Btw: What I kept realizing through this: Shouldn’t swapping (like in my case) decrease the lifespan of an SD card dramatically? Swapping with a Raspi basically means constant I/O operations on the SD card…

Yes, and anything unnecessary such as e.g. Docker will add to these effects.
You should be moving to openHABian, it does swapping (well, paging it actually is) in ZRAM, i.e. keeps the paged-out pages in RAM but compresses them.

Why do you have 7 influxd processes each consuming memory? I only have one. :slight_smile:

Or change up how you have things installed. Don’t use Docker which consumes more RAM. Eliminate/move processes off the machine where possible. An RPi 3 could definitely run OH and maybe a couple other services like Mosquitto and InfluxDB, but not much more.

Of course, the easiest would be to use openHABian which does a whole lot to optimize the RAM usage as well as preserve the SD card by limiting writes.

Yes, I know. However, there are two reasons for being on Docker (and I also remember your post here @rlkoshak, which was spot on). First, I did not get wmbusmeters running in the first place on openHABian when I started with openHAB two years back (but it could’ve also been my mistake), and got it running immediately with the wmbusmeters docker image, and second, well, what shall I say, this entire “Docker/Portainer thing” is just my guilty pleasure as I wanted to learn some new piece of tech, …, and now I’m paying the price with a high RAM load and the need to buy new Hardware because of that. :wink:

Good question. II assume I did a pretty standard docker install. Any idea how I can check why this is the case? Besides the strange entries in htop, I do not experience any other problem.

I’m sure there are settings in InfluxDB to control how many processes and threads it is allowed to use. But that will largely be outside the scope of this forum. I find the InfluxDB doc to be pretty decent though.

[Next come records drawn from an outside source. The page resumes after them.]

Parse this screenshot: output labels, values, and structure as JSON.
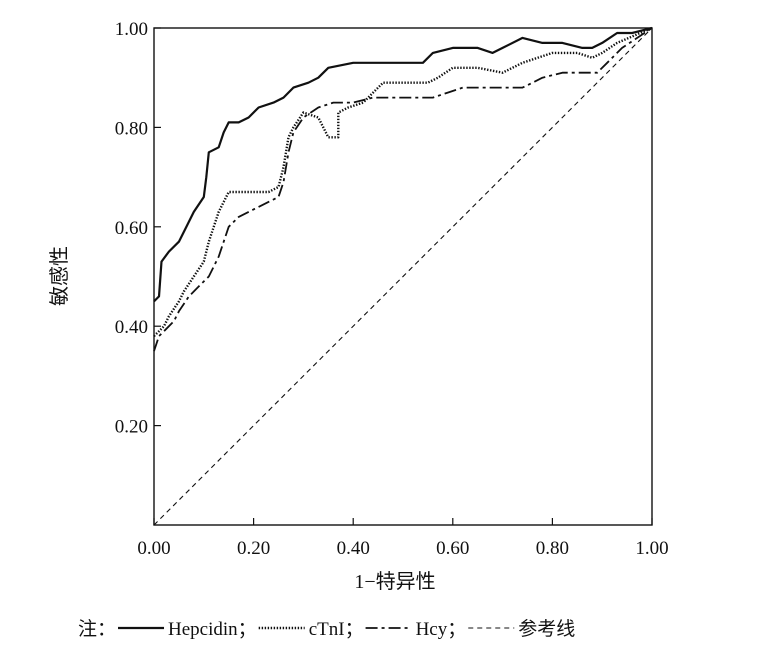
{
  "chart_data": {
    "type": "line",
    "title": "",
    "xlabel": "1−特异性",
    "ylabel": "敏感性",
    "xlim": [
      0,
      1
    ],
    "ylim": [
      0,
      1
    ],
    "grid": false,
    "legend_position": "bottom",
    "x_ticks": [
      {
        "value": 0.0,
        "label": "0.00"
      },
      {
        "value": 0.2,
        "label": "0.20"
      },
      {
        "value": 0.4,
        "label": "0.40"
      },
      {
        "value": 0.6,
        "label": "0.60"
      },
      {
        "value": 0.8,
        "label": "0.80"
      },
      {
        "value": 1.0,
        "label": "1.00"
      }
    ],
    "y_ticks": [
      {
        "value": 0.2,
        "label": "0.20"
      },
      {
        "value": 0.4,
        "label": "0.40"
      },
      {
        "value": 0.6,
        "label": "0.60"
      },
      {
        "value": 0.8,
        "label": "0.80"
      },
      {
        "value": 1.0,
        "label": "1.00"
      }
    ],
    "legend": {
      "prefix": "注：",
      "items": [
        {
          "name": "Hepcidin",
          "sep": "；",
          "style": "solid"
        },
        {
          "name": "cTnI",
          "sep": "；",
          "style": "dotted"
        },
        {
          "name": "Hcy",
          "sep": "；",
          "style": "dashdot"
        },
        {
          "name": "参考线",
          "sep": "",
          "style": "dashed"
        }
      ]
    },
    "series": [
      {
        "name": "Hepcidin",
        "style": "solid",
        "color": "#111111",
        "points": [
          [
            0,
            0.45
          ],
          [
            0.01,
            0.46
          ],
          [
            0.015,
            0.53
          ],
          [
            0.03,
            0.55
          ],
          [
            0.05,
            0.57
          ],
          [
            0.065,
            0.6
          ],
          [
            0.08,
            0.63
          ],
          [
            0.1,
            0.66
          ],
          [
            0.105,
            0.7
          ],
          [
            0.11,
            0.75
          ],
          [
            0.13,
            0.76
          ],
          [
            0.14,
            0.79
          ],
          [
            0.15,
            0.81
          ],
          [
            0.17,
            0.81
          ],
          [
            0.19,
            0.82
          ],
          [
            0.21,
            0.84
          ],
          [
            0.24,
            0.85
          ],
          [
            0.26,
            0.86
          ],
          [
            0.28,
            0.88
          ],
          [
            0.31,
            0.89
          ],
          [
            0.33,
            0.9
          ],
          [
            0.35,
            0.92
          ],
          [
            0.4,
            0.93
          ],
          [
            0.45,
            0.93
          ],
          [
            0.5,
            0.93
          ],
          [
            0.54,
            0.93
          ],
          [
            0.56,
            0.95
          ],
          [
            0.6,
            0.96
          ],
          [
            0.65,
            0.96
          ],
          [
            0.68,
            0.95
          ],
          [
            0.7,
            0.96
          ],
          [
            0.74,
            0.98
          ],
          [
            0.78,
            0.97
          ],
          [
            0.82,
            0.97
          ],
          [
            0.86,
            0.96
          ],
          [
            0.88,
            0.96
          ],
          [
            0.9,
            0.97
          ],
          [
            0.93,
            0.99
          ],
          [
            0.96,
            0.99
          ],
          [
            1.0,
            1.0
          ]
        ]
      },
      {
        "name": "cTnI",
        "style": "dotted",
        "color": "#111111",
        "points": [
          [
            0,
            0.38
          ],
          [
            0.01,
            0.39
          ],
          [
            0.02,
            0.4
          ],
          [
            0.03,
            0.42
          ],
          [
            0.05,
            0.45
          ],
          [
            0.06,
            0.47
          ],
          [
            0.08,
            0.5
          ],
          [
            0.1,
            0.53
          ],
          [
            0.11,
            0.57
          ],
          [
            0.13,
            0.63
          ],
          [
            0.15,
            0.67
          ],
          [
            0.18,
            0.67
          ],
          [
            0.2,
            0.67
          ],
          [
            0.23,
            0.67
          ],
          [
            0.25,
            0.68
          ],
          [
            0.26,
            0.72
          ],
          [
            0.27,
            0.78
          ],
          [
            0.28,
            0.8
          ],
          [
            0.3,
            0.83
          ],
          [
            0.33,
            0.82
          ],
          [
            0.34,
            0.8
          ],
          [
            0.35,
            0.78
          ],
          [
            0.37,
            0.78
          ],
          [
            0.37,
            0.83
          ],
          [
            0.39,
            0.84
          ],
          [
            0.42,
            0.85
          ],
          [
            0.44,
            0.87
          ],
          [
            0.46,
            0.89
          ],
          [
            0.5,
            0.89
          ],
          [
            0.55,
            0.89
          ],
          [
            0.57,
            0.9
          ],
          [
            0.6,
            0.92
          ],
          [
            0.65,
            0.92
          ],
          [
            0.7,
            0.91
          ],
          [
            0.74,
            0.93
          ],
          [
            0.8,
            0.95
          ],
          [
            0.85,
            0.95
          ],
          [
            0.88,
            0.94
          ],
          [
            0.9,
            0.95
          ],
          [
            0.93,
            0.97
          ],
          [
            1.0,
            1.0
          ]
        ]
      },
      {
        "name": "Hcy",
        "style": "dashdot",
        "color": "#111111",
        "points": [
          [
            0,
            0.35
          ],
          [
            0.01,
            0.38
          ],
          [
            0.02,
            0.39
          ],
          [
            0.04,
            0.41
          ],
          [
            0.05,
            0.43
          ],
          [
            0.07,
            0.46
          ],
          [
            0.09,
            0.48
          ],
          [
            0.11,
            0.5
          ],
          [
            0.13,
            0.54
          ],
          [
            0.15,
            0.6
          ],
          [
            0.17,
            0.62
          ],
          [
            0.19,
            0.63
          ],
          [
            0.21,
            0.64
          ],
          [
            0.23,
            0.65
          ],
          [
            0.25,
            0.66
          ],
          [
            0.26,
            0.69
          ],
          [
            0.27,
            0.75
          ],
          [
            0.28,
            0.79
          ],
          [
            0.3,
            0.82
          ],
          [
            0.33,
            0.84
          ],
          [
            0.36,
            0.85
          ],
          [
            0.4,
            0.85
          ],
          [
            0.44,
            0.86
          ],
          [
            0.48,
            0.86
          ],
          [
            0.52,
            0.86
          ],
          [
            0.56,
            0.86
          ],
          [
            0.59,
            0.87
          ],
          [
            0.62,
            0.88
          ],
          [
            0.66,
            0.88
          ],
          [
            0.7,
            0.88
          ],
          [
            0.74,
            0.88
          ],
          [
            0.76,
            0.89
          ],
          [
            0.78,
            0.9
          ],
          [
            0.82,
            0.91
          ],
          [
            0.86,
            0.91
          ],
          [
            0.89,
            0.91
          ],
          [
            0.91,
            0.93
          ],
          [
            0.94,
            0.96
          ],
          [
            1.0,
            1.0
          ]
        ]
      },
      {
        "name": "参考线",
        "style": "dashed",
        "color": "#111111",
        "points": [
          [
            0,
            0
          ],
          [
            1,
            1
          ]
        ]
      }
    ]
  }
}
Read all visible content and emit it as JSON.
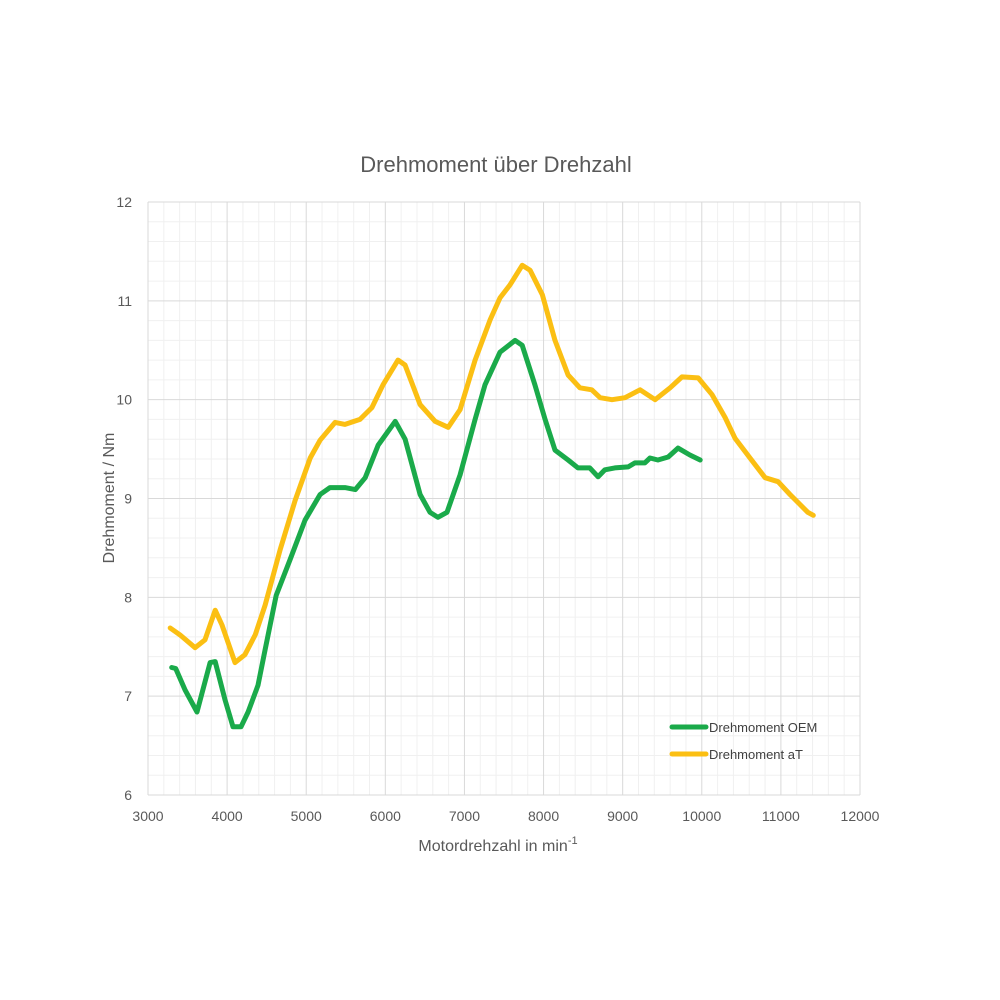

I don’t use htop myself that much, apparently it shows all threads by default which is customizable with “Hide userland process threads”, see:

Just to confirm the obvious (I just spawned a test-install and restored my system via my docker-stack on a 8 GB Ram Quad Core PC): Everything runs really really smooth with that hardware. So it is a RAM-problem after and all as you pointed out, and I should definitely look for a Raspi 4 once the prices come down again (having a Quad Core PC running 24/7 is not what I’d like to do from an energy-consumption point of view).

Why not drop docker and Influx, eventually. Without both of these wasting RAM, OH worked fine for me on a 1GB RPI3, in a long time.

Thanks!

As mentioned here, it’s my guilty pleasure. Plus, I did not get wmbusmeters running on openHABian, hence the Raspbian / Docker-path.